Governo lançou "ataque mortal "ao SNS e Paulo Macedo "está a mais"

O deputado do Bloco de Esquerda (BE) João Semedo acusou hoje o Governo de ter lançado um "ataque mortal" ao Serviço Nacional de Saúde (SNS) e considerou que o ministro Paulo Macedo "está a mais".

João Semedo assumiu esta posição através de uma declaração política no Parlamento, feita pouco depois de a Ordem dos Médicos, o Sindicato Independente dos Médicos e a Federação Nacional dos Médicos terem anunciado uma greve para os dias 11 e 12 de julho.

"O Governo lançou um ataque mortal contra o SNS. Um ataque em três direções, articuladas entre si, todas e cada uma apontadas ao desmembramento do SNS: a nova carta hospitalar, a mega contratação de empresas privadas para colocar médicos à hora no SNS e a redução dos cuidados garantidos pelo SNS", afirmou.

No final da sua declaração, João Semedo concluiu: "Não é o SNS que está a mais na sociedade portuguesa. Quem está a mais é Paulo Macedo e a sua política".

O deputado do PS António Serrano respondeu a esta declaração dizendo a João Semedo que "não está sozinho" e que apresentou "preocupações legítimas" sobre a preservação do SNS.

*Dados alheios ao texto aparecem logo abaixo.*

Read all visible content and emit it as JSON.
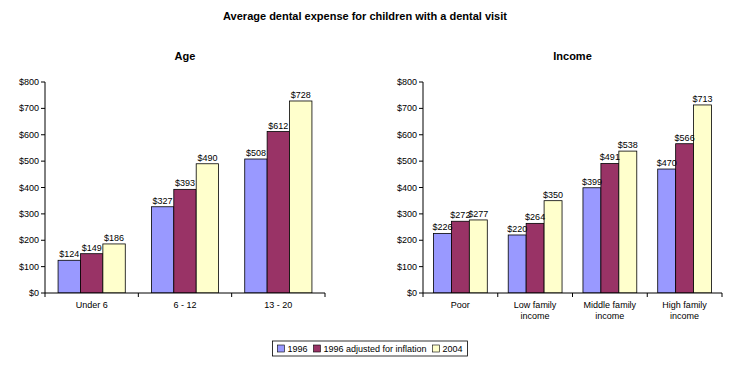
{
  "title": "Average dental expense for children with a dental visit",
  "chart_data": [
    {
      "type": "bar",
      "title": "Age",
      "categories": [
        "Under 6",
        "6 - 12",
        "13 - 20"
      ],
      "series": [
        {
          "name": "1996",
          "color": "#9999ff",
          "values": [
            124,
            327,
            508
          ],
          "value_labels": [
            "$124",
            "$327",
            "$508"
          ]
        },
        {
          "name": "1996 adjusted for inflation",
          "color": "#993366",
          "values": [
            149,
            393,
            612
          ],
          "value_labels": [
            "$149",
            "$393",
            "$612"
          ]
        },
        {
          "name": "2004",
          "color": "#ffffcc",
          "values": [
            186,
            490,
            728
          ],
          "value_labels": [
            "$186",
            "$490",
            "$728"
          ]
        }
      ],
      "ylim": [
        0,
        800
      ],
      "yticks": [
        {
          "value": 0,
          "label": "$0"
        },
        {
          "value": 100,
          "label": "$100"
        },
        {
          "value": 200,
          "label": "$200"
        },
        {
          "value": 300,
          "label": "$300"
        },
        {
          "value": 400,
          "label": "$400"
        },
        {
          "value": 500,
          "label": "$500"
        },
        {
          "value": 600,
          "label": "$600"
        },
        {
          "value": 700,
          "label": "$700"
        },
        {
          "value": 800,
          "label": "$800"
        }
      ],
      "grid": false,
      "data_labels": true,
      "legend": "bottom"
    },
    {
      "type": "bar",
      "title": "Income",
      "categories": [
        "Poor",
        "Low family income",
        "Middle family income",
        "High family income"
      ],
      "series": [
        {
          "color": "#9999ff",
          "values": [
            226,
            220,
            399,
            470
          ],
          "value_labels": [
            "$226",
            "$220",
            "$399",
            "$470"
          ]
        },
        {
          "color": "#993366",
          "values": [
            272,
            264,
            491,
            566
          ],
          "value_labels": [
            "$272",
            "$264",
            "$491",
            "$566"
          ]
        },
        {
          "color": "#ffffcc",
          "values": [
            277,
            350,
            538,
            713
          ],
          "value_labels": [
            "$277",
            "$350",
            "$538",
            "$713"
          ]
        }
      ],
      "ylim": [
        0,
        800
      ],
      "yticks": [
        {
          "value": 0,
          "label": "$0"
        },
        {
          "value": 100,
          "label": "$100"
        },
        {
          "value": 200,
          "label": "$200"
        },
        {
          "value": 300,
          "label": "$300"
        },
        {
          "value": 400,
          "label": "$400"
        },
        {
          "value": 500,
          "label": "$500"
        },
        {
          "value": 600,
          "label": "$600"
        },
        {
          "value": 700,
          "label": "$700"
        },
        {
          "value": 800,
          "label": "$800"
        }
      ],
      "grid": false,
      "data_labels": true
    }
  ]
}
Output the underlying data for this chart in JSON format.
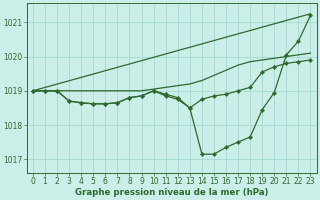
{
  "title": "Graphe pression niveau de la mer (hPa)",
  "bg_color": "#cbeee8",
  "grid_color": "#a8ddd4",
  "line_color": "#2d6a2d",
  "xlim": [
    -0.5,
    23.5
  ],
  "ylim": [
    1016.6,
    1021.55
  ],
  "yticks": [
    1017,
    1018,
    1019,
    1020,
    1021
  ],
  "xticks": [
    0,
    1,
    2,
    3,
    4,
    5,
    6,
    7,
    8,
    9,
    10,
    11,
    12,
    13,
    14,
    15,
    16,
    17,
    18,
    19,
    20,
    21,
    22,
    23
  ],
  "series": [
    {
      "x": [
        0,
        23
      ],
      "y": [
        1019.0,
        1021.25
      ],
      "markers": false,
      "lw": 0.9
    },
    {
      "x": [
        0,
        1,
        2,
        3,
        4,
        5,
        6,
        7,
        8,
        9,
        10,
        11,
        12,
        13,
        14,
        15,
        16,
        17,
        18,
        19,
        20,
        21,
        22,
        23
      ],
      "y": [
        1019.0,
        1019.0,
        1019.0,
        1019.0,
        1019.0,
        1019.0,
        1019.0,
        1019.0,
        1019.0,
        1019.0,
        1019.05,
        1019.1,
        1019.15,
        1019.2,
        1019.3,
        1019.45,
        1019.6,
        1019.75,
        1019.85,
        1019.9,
        1019.95,
        1020.0,
        1020.05,
        1020.1
      ],
      "markers": false,
      "lw": 0.9
    },
    {
      "x": [
        0,
        1,
        2,
        3,
        4,
        5,
        6,
        7,
        8,
        9,
        10,
        11,
        12,
        13,
        14,
        15,
        16,
        17,
        18,
        19,
        20,
        21,
        22,
        23
      ],
      "y": [
        1019.0,
        1019.0,
        1019.0,
        1018.7,
        1018.65,
        1018.62,
        1018.62,
        1018.65,
        1018.8,
        1018.85,
        1019.0,
        1018.85,
        1018.75,
        1018.5,
        1018.75,
        1018.85,
        1018.9,
        1019.0,
        1019.1,
        1019.55,
        1019.7,
        1019.8,
        1019.85,
        1019.9
      ],
      "markers": true,
      "lw": 0.9
    },
    {
      "x": [
        0,
        1,
        2,
        3,
        4,
        5,
        6,
        7,
        8,
        9,
        10,
        11,
        12,
        13,
        14,
        15,
        16,
        17,
        18,
        19,
        20,
        21,
        22,
        23
      ],
      "y": [
        1019.0,
        1019.0,
        1019.0,
        1018.7,
        1018.65,
        1018.62,
        1018.62,
        1018.65,
        1018.8,
        1018.85,
        1019.0,
        1018.9,
        1018.8,
        1018.5,
        1017.15,
        1017.15,
        1017.35,
        1017.5,
        1017.65,
        1018.45,
        1018.95,
        1020.05,
        1020.45,
        1021.2
      ],
      "markers": true,
      "lw": 0.9
    }
  ],
  "tick_fontsize": 5.5,
  "xlabel_fontsize": 6.2
}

António Serrano acrescentou que também o Presidente da República, Cavaco Silva, "em duas intervenções, veio alertar" para essa preservação.

Por sua vez, a deputada do PCP Paula Santos alegou que o ministério chefiado por Paulo Macedo tem como única preocupação reduzir despesas e serviços e acusou o Governo PSD/CDS-PP de "violar o direito à saúde" inscrito na Constituição.

Em defesa do executivo, a deputada do CDS-PP Teresa Caeiro contrapôs que está a ser feita "uma reestruturação necessária para assegurar um SNS de qualidade" e referiu que no passado houve outras reestruturações "mal compreendidas", quando eram ministros da Saúde Leonor Beleza e Correia de Campos.

Teresa Caeiro acusou o BE de mostrar a "irresponsável demagogia de sempre" e de utilizar um "léxico" ultrapassado. "Em que século é que o senhor deputado vive?", perguntou a João Semedo.

Por outro lado, a deputada do CDS-PP pediu a João Semedo que distribuísse a nova carta hospitalar: "É que nós não a conhecemos, nem o Ministério da Saúde a tem".

Em seguida, o deputado do PSD Miguel Santos reforçou as críticas ao BE, acusando-o de ter "uma visão extremista" e de procurar sempre "lançar o alarmismo", através de "uma política de protesto, de conflito, para conseguir que as ruas se encham de pessoas".